Résultats de l’étude
CSX-1004, un mAb IgG1λ entièrement humain, a été développé grâce à un processus impliquant l’immunisation d’OmniRat avec un vaccin conjugué opioïde et le tri ultérieur des cellules B avec des sondes d’affinité opioïde. Le profil de liaison aux opioïdes de l’anticorps a été déterminé à l’aide de SPR, révélant une affinité élevée pour une large gamme d’analogues du fentanyl (AF). CSX-1004 a démontré une flexibilité notable dans la liaison à travers diverses modifications aux positions R1, R2 et R3 des FA. Cependant, les modifications aux positions R4, R5 et R6 ont entraîné une diminution de l’affinité, certaines substitutions abolissant presque entièrement la liaison.
Dans les modèles murins, le CSX-1004 a efficacement inversé l’antinociception induite par le fentanyl et atténué de manière significative la dépression respiratoire provoquée par le carfentanil, un analogue plus puissant que le fentanyl. L’effet d’inversion a été rapide et soutenu, démontrant le potentiel du CSX-1004 en tant que traitement en cas de surdose d’opioïdes. De plus, l’anticorps s’est avéré se lier au fentanyl dans le sérum de souris traité, indiquant une forte corrélation entre la concentration d’anticorps et la liaison au fentanyl.
Le profil d’innocuité et de pharmacocinétique (PK) du CSX-1004 a été évalué dans un modèle de rongeur conformément aux normes de bonnes pratiques de laboratoire (BPL). Les rats ayant reçu différentes doses d’anticorps n’ont présenté aucun effet indésirable significatif et les paramètres pharmacocinétiques étaient cohérents tout au long de l’étude. De plus, un test de réactivité croisée tissulaire (TCR) in vitro n’a révélé aucune liaison significative du CSX-1004 à une gamme de tissus humains normaux, ce qui suggère un profil d’innocuité favorable. Le profil pharmacocinétique chez le singe reflète celui du rat, avec une demi-vie d’élimination légèrement plus longue.
Dans un modèle NHP, le CSX-1004 a démontré sa capacité à fournir une protection pendant plusieurs semaines contre la dépression respiratoire induite par le fentanyl. L’anticorps a considérablement aplati la courbe dose-réponse du fentanyl, indiquant un changement marqué dans la puissance et une efficacité prolongée. L’effet dépendait à la fois de la dose et du temps, la dose la plus élevée montrant un impact soutenu sur plusieurs semaines.
La spécificité du CSX-1004 a été davantage mise en évidence dans des études impliquant d’autres opioïdes.

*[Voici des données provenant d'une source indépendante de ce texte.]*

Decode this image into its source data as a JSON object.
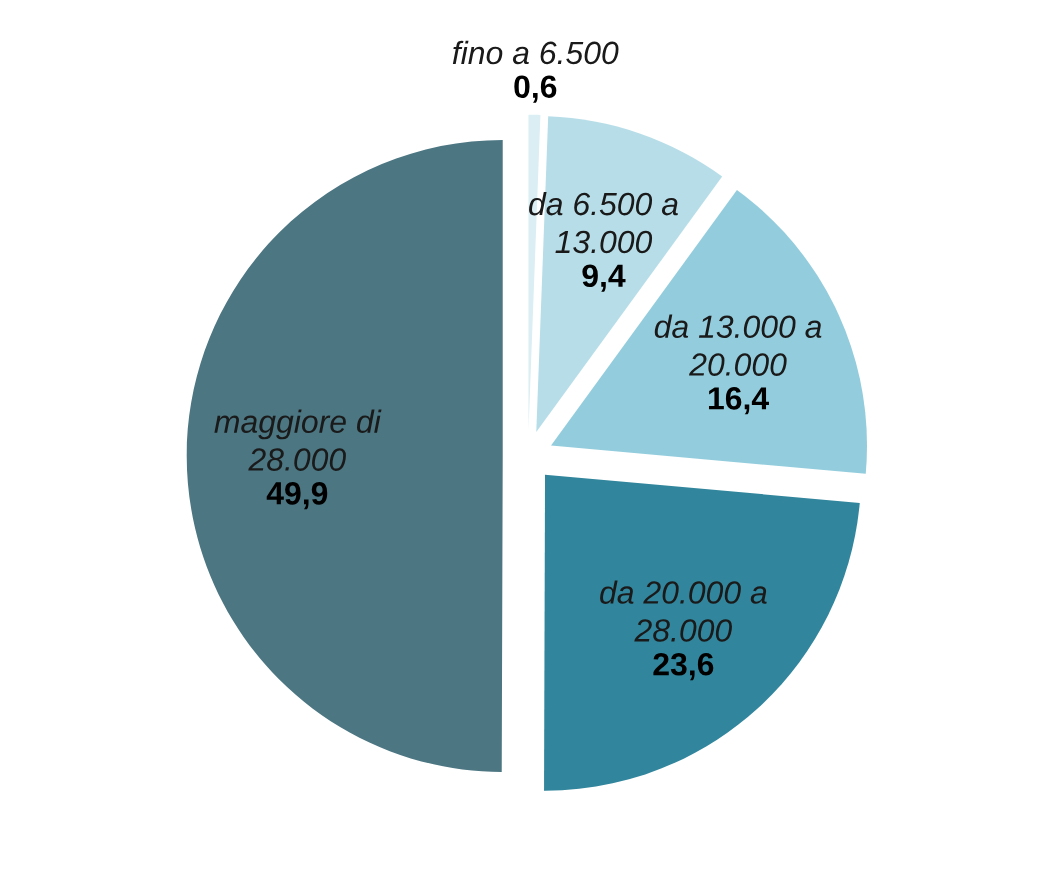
{
  "chart_data": {
    "type": "pie",
    "categories": [
      "fino a 6.500",
      "da 6.500 a\n13.000",
      "da 13.000 a\n20.000",
      "da 20.000 a\n28.000",
      "maggiore di\n28.000"
    ],
    "values": [
      0.6,
      9.4,
      16.4,
      23.6,
      49.9
    ],
    "colors": [
      "#daeef3",
      "#b7dee8",
      "#93cddd",
      "#31859c",
      "#4b7682"
    ],
    "value_labels": [
      "0,6",
      "9,4",
      "16,4",
      "23,6",
      "49,9"
    ]
  }
}
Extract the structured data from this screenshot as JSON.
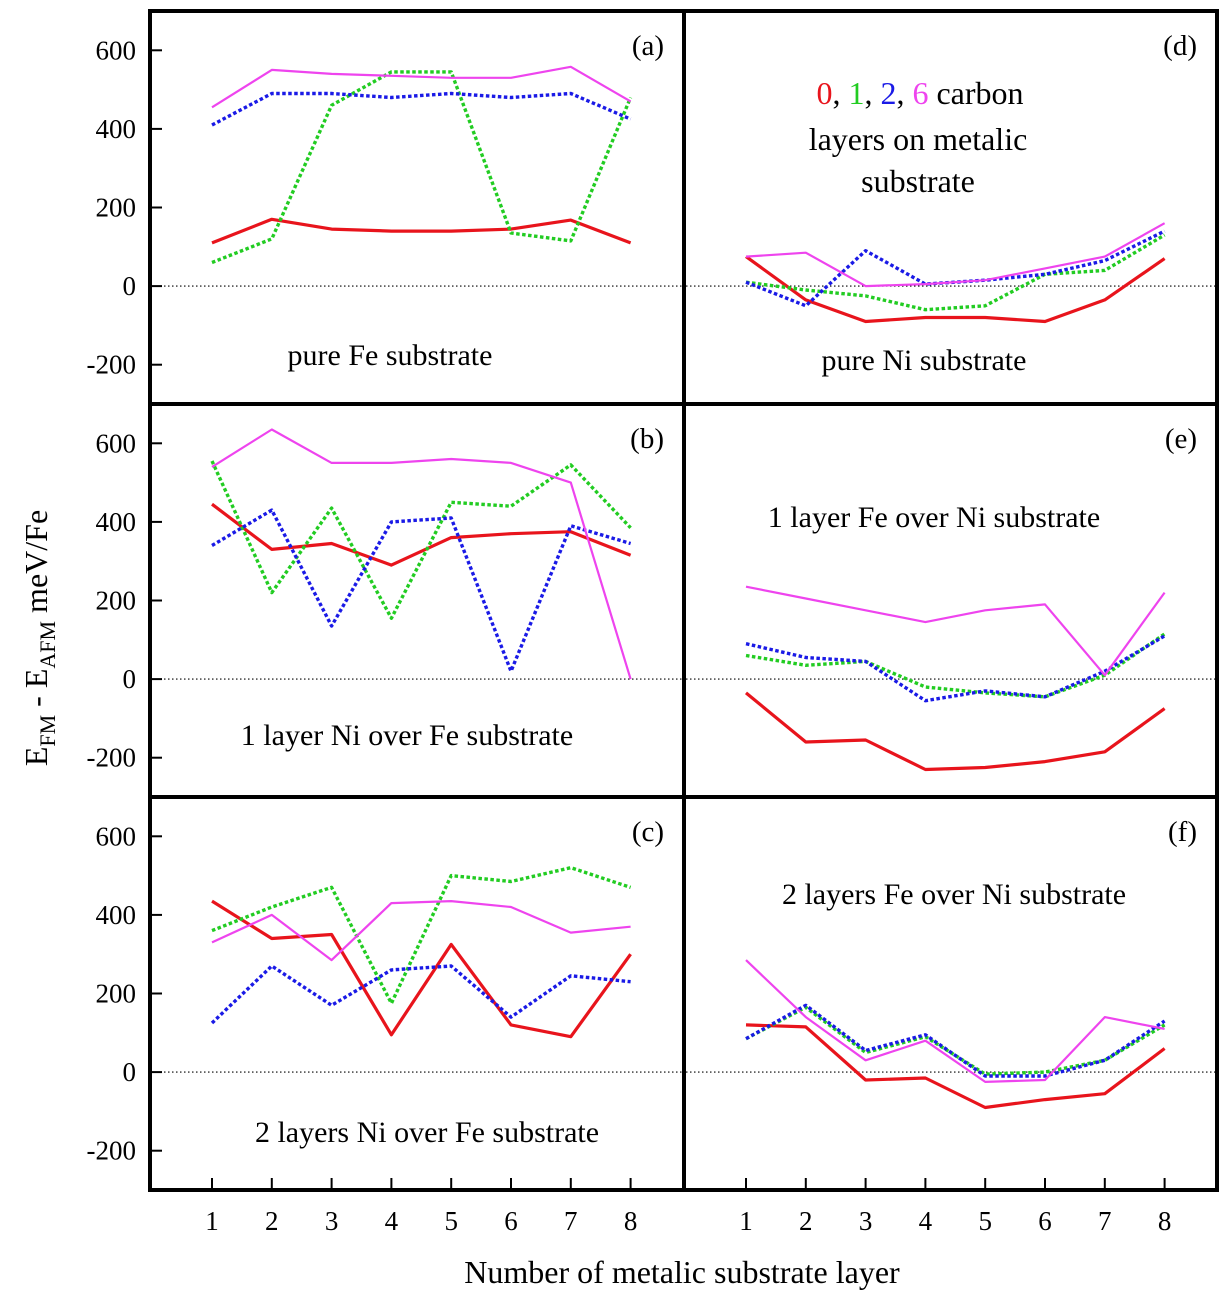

Bien que l’anticorps ait effectivement réduit la puissance du fentanyl dans divers tests, il n’a pas affecté les courbes dose-réponse des opioïdes non fentanyl comme l’alfentanil, l’oxycodone et la morphine. Cette sélectivité s’aligne sur le profil de liaison prédit in vitro de l’anticorps.
De plus, le CSX-1004 seul n’a pas eu d’impact sur la respiration normale, renforçant ainsi son potentiel en tant que traitement ciblé contre une surdose de fentanyl sans affecter l’efficacité des autres opioïdes. Ces résultats soulignent le potentiel du CSX-1004 en tant que nouvelle stratégie thérapeutique dans la lutte contre les surdoses d’opioïdes, en particulier celles impliquant le fentanyl et ses puissants analogues.